Seth Godin talks about having atleast one person in any organization who is the only one who knows some intricate technical details, or the only one who can solve a critical problem. And he's a jerk and everyone acknowledges it with a resigned expression "Yeah, but he really know his stuff ...". Sound familiar? Perhaps sounds very familiar.

The above post immediately reminded me about the chapter "The Tyranny of Competence" in the beautiful book "Deep Change: Discovering the leader within", by Robert E Quinn. Quinn talks about the extreme cases where a powerful individual contributor takes control and then begins to undermine the influence others.

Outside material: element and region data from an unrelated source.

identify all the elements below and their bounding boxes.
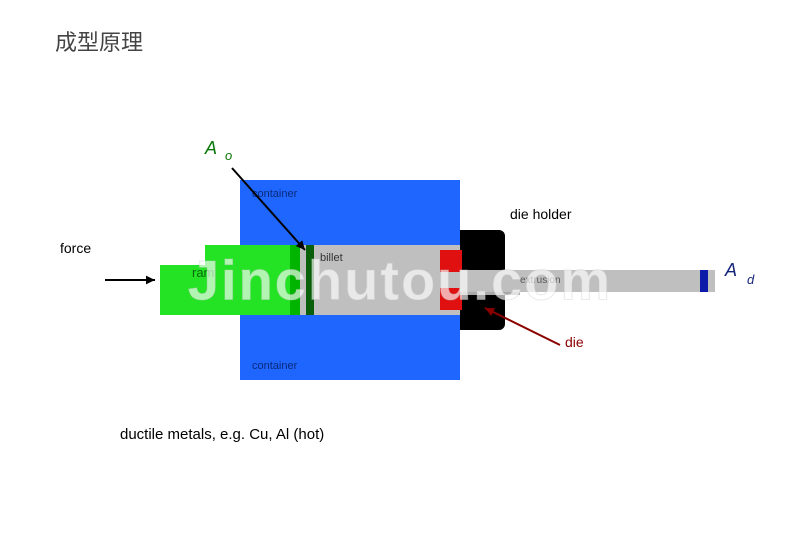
extrusion-bar: [460, 270, 715, 292]
die-holder-top: [460, 230, 505, 270]
force-label: force: [60, 240, 91, 256]
die-top: [440, 250, 462, 272]
Ad-marker: [700, 270, 708, 292]
page-title: 成型原理: [55, 25, 143, 57]
die-bottom: [440, 288, 462, 310]
die-holder-label: die holder: [510, 206, 572, 222]
container-bottom-label: container: [252, 360, 297, 372]
ram-label: ram: [192, 265, 214, 280]
die-arrow: [473, 296, 572, 357]
force-arrow: [93, 268, 167, 292]
Ao-label: A: [205, 138, 217, 159]
Ad-sub: d: [747, 272, 754, 287]
Ad-label: A: [725, 260, 737, 281]
billet-label: billet: [320, 252, 343, 264]
caption: ductile metals, e.g. Cu, Al (hot): [120, 426, 324, 443]
extrusion-label: extrusion: [520, 275, 561, 286]
Ao-arrow: [220, 156, 317, 262]
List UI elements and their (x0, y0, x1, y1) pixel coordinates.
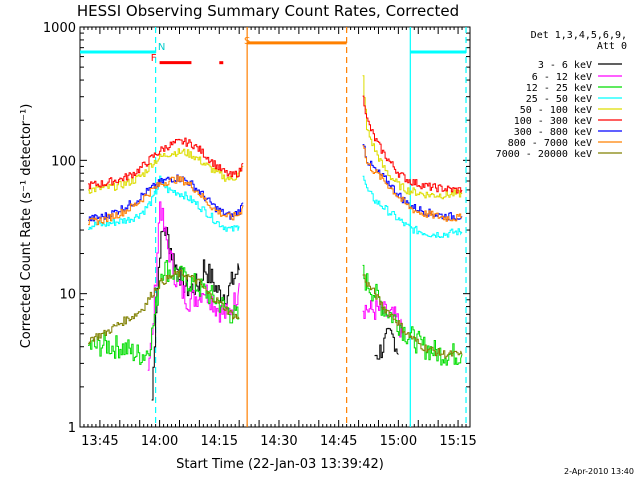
flag-label: N (158, 42, 165, 53)
legend-header: Det 1,3,4,5,6,9, (531, 30, 627, 41)
y-tick-label: 10 (59, 288, 76, 303)
series-line (362, 145, 463, 222)
x-tick-label: 14:30 (260, 434, 297, 449)
legend-label: 12 - 25 keV (526, 83, 592, 94)
series-line (88, 269, 240, 345)
legend-label: 6 - 12 keV (532, 72, 592, 83)
y-tick-label: 100 (51, 154, 76, 169)
phase-lines (155, 27, 467, 427)
legend-label: 100 - 300 keV (514, 116, 592, 127)
y-tick-label: 1 (68, 421, 76, 436)
series-line (88, 175, 244, 226)
series-line (88, 174, 244, 222)
x-tick-label: 15:15 (439, 434, 476, 449)
x-tick-label: 14:45 (320, 434, 357, 449)
series-line (88, 260, 240, 365)
flag-label: F (151, 53, 157, 64)
series-line (362, 264, 463, 366)
series-line (88, 148, 244, 194)
legend-label: 800 - 7000 keV (508, 138, 592, 149)
legend-label: 300 - 800 keV (514, 127, 592, 138)
flag-label: S (244, 36, 250, 47)
flag-labels: NF S (151, 36, 251, 64)
legend-label: 25 - 50 keV (526, 94, 592, 105)
x-tick-label: 14:00 (141, 434, 178, 449)
attenuator-bars (80, 41, 467, 65)
footer-date: 2-Apr-2010 13:40 (564, 467, 634, 476)
y-tick-label: 1000 (43, 21, 76, 36)
y-axis-label: Corrected Count Rate (s⁻¹ detector⁻¹) (19, 104, 34, 349)
legend-label: 50 - 100 keV (520, 105, 592, 116)
x-tick-label: 13:45 (81, 434, 118, 449)
series-line (362, 175, 463, 238)
series-line (362, 144, 463, 221)
series-line (88, 137, 244, 190)
legend-label: 3 - 6 keV (538, 60, 592, 71)
chart-title: HESSI Observing Summary Count Rates, Cor… (77, 2, 459, 20)
x-tick-label: 14:15 (201, 434, 238, 449)
legend-label: 7000 - 20000 keV (496, 149, 592, 160)
series-lines (88, 75, 463, 401)
series-line (374, 327, 399, 360)
x-axis-label: Start Time (22-Jan-03 13:39:42) (176, 457, 384, 472)
series-line (362, 75, 463, 200)
x-tick-label: 15:00 (380, 434, 417, 449)
legend-header: Att 0 (597, 41, 627, 52)
series-line (362, 274, 463, 359)
axis-ticks: 1 10 100 1000 13:45 14:00 14:15 14:30 14:45 15:00… (43, 21, 477, 449)
series-line (362, 95, 463, 194)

I have observed this concept at two levels. The first one at CxO/VP levels where the person has led an entire organization into a strategy that only he believes, often having a catastrophic after effects. The second one more at an individual contributor/technical lead level where the damage is limited to a particular group, atleast to begin with. So how to distinguish such a person. Here are some (you could sure come-up with a lot more):

You hear this person say:
"The team is full of incompetent people. They just can't get it"
"Given a chance, I will fire more than 50% in this group/floor/site"
"The customer doesn't know what they are into. I told them that their strategy is bound to fail"
"This is the only way the problem can be solved. You/Manager/Customer don't know anything"

Others are saying:
"XYZ is the only one who can get us out of this mess"
"Meeting/brainstorming/discussion has to be postponed as XYZ is not in today"

More than the words, such people create an atmosphere of fear around them. No one has courage to question, as such people tend to admonish in public. Timid managers add to the problem by not being able to rein in such people.

The only way out it seems, especially as a manager is try NOT to have indispensable people and thereby not become a victim of tyranny of competence. If you have successfully dealt with such people and led them to be more co-operative and contributing, I'd love to hear the same.